At first there had been no sense of time, or space. There were only abstractions like separateness, one thing from another, and only events, disconnected, acausal. Time gradually emerged as a sense of events in sequence: first the hands, then the cellular Die-back, then the separating fingers, one after another. Space came after that, as the body itself grew in extent and emerged from formlessness into a tool that he could, in a limited fashion, use to explore the space around him. It was a passive exploration at first, not much more than a dim realization that the universe had to be at least big enough to encompass his body. But then he had fingers to stretch out, legs to kick with. Soon he could feel the sac that contained him, could kick against its walls, and he began to get the sense that even beyond this sac was a wider universe, perhaps including beings more or less like himself.

That sense deepened when sight arrived. He could make out a dim ruddy glow, that waxed and waned. Sometimes, when the light was at its brightest, he could even make out the pale fishlike shape that was his own body, the rope that anchored him to the walls around him.

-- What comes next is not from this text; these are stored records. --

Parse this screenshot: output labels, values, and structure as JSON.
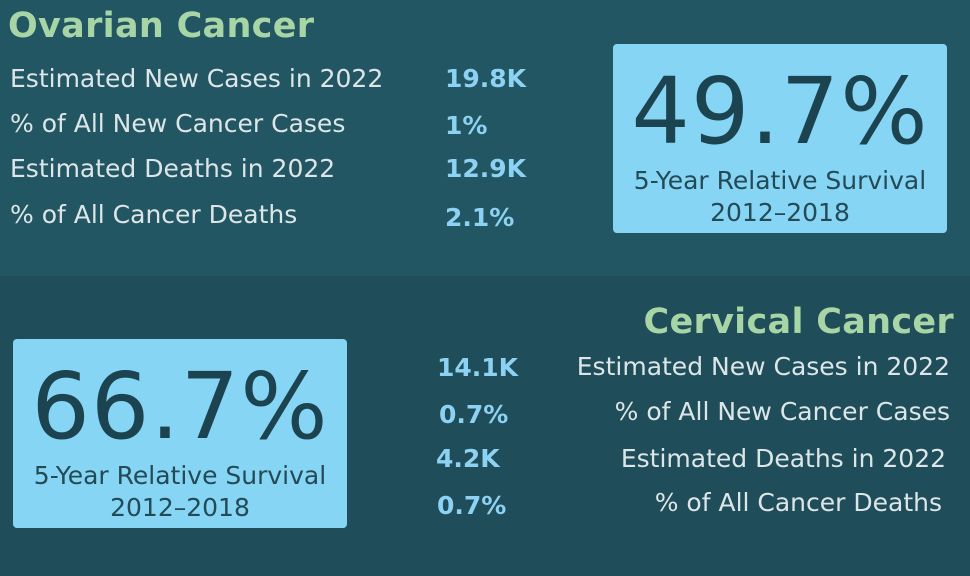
{
  "ovarian": {
    "title": "Ovarian Cancer",
    "stats": [
      {
        "label": "Estimated New Cases in 2022",
        "value": "19.8K"
      },
      {
        "label": "% of All New Cancer Cases",
        "value": "1%"
      },
      {
        "label": "Estimated Deaths in 2022",
        "value": "12.9K"
      },
      {
        "label": "% of All Cancer Deaths",
        "value": "2.1%"
      }
    ],
    "survival": {
      "percent": "49.7%",
      "label": "5-Year Relative Survival",
      "period": "2012–2018"
    }
  },
  "cervical": {
    "title": "Cervical Cancer",
    "stats": [
      {
        "label": "Estimated New Cases in 2022",
        "value": "14.1K"
      },
      {
        "label": "% of All New Cancer Cases",
        "value": "0.7%"
      },
      {
        "label": "Estimated Deaths in 2022",
        "value": "4.2K"
      },
      {
        "label": "% of All Cancer Deaths",
        "value": "0.7%"
      }
    ],
    "survival": {
      "percent": "66.7%",
      "label": "5-Year Relative Survival",
      "period": "2012–2018"
    }
  },
  "colors": {
    "top_background": "#225663",
    "bottom_background": "#1f4d59",
    "title_green": "#a8d5a5",
    "value_blue": "#8dd2f3",
    "box_blue": "#86d5f4"
  }
}
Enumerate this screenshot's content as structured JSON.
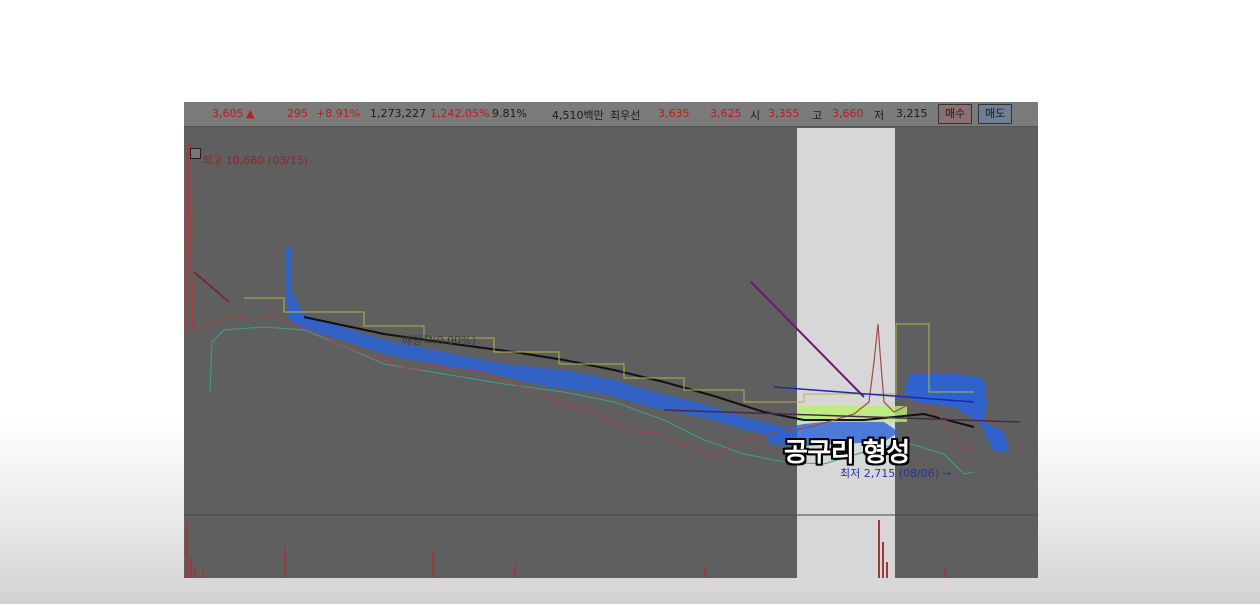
{
  "quote": {
    "price": "3,605",
    "direction_icon": "up-triangle-icon",
    "change": "295",
    "change_pct": "+8.91%",
    "volume": "1,273,227",
    "volume_ratio": "1,242.05%",
    "turnover": "9.81%",
    "amount": "4,510백만",
    "bid_label": "최우선",
    "ask_price": "3,635",
    "bid_price": "3,625",
    "open_label": "시",
    "open_value": "3,355",
    "high_label": "고",
    "high_value": "3,660",
    "low_label": "저",
    "low_value": "3,215"
  },
  "buttons": {
    "buy": "매수",
    "sell": "매도"
  },
  "annotations": {
    "high_marker": "최고 10,660 (03/15)",
    "dividend": "배당락(0.00%)",
    "low_marker": "최저 2,715 (08/06) →"
  },
  "caption": "공구리 형성",
  "colors": {
    "price_up": "#b81e1e",
    "cloud": "#2a63d6",
    "highlight": "#d7d7d7",
    "support_zone": "#b8f070"
  }
}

But the light would dim and return, dim and return, and a new sense of time imposed itself on him: not a time dictated by the events of his own body, but a cycle that came from a wider world outside him. There were processes that went on independently of him, then; he was not the whole universe — even though it still felt like it.

Then there were sharper sensations, brought to him in a rich stream of blood. The nourishment he received could be rich or thin, familiar or strange. Sometimes it was even intoxicating, mildly, so that he thrashed uncomfortably in his tank of flesh. This came from the mother, he knew on some deep level.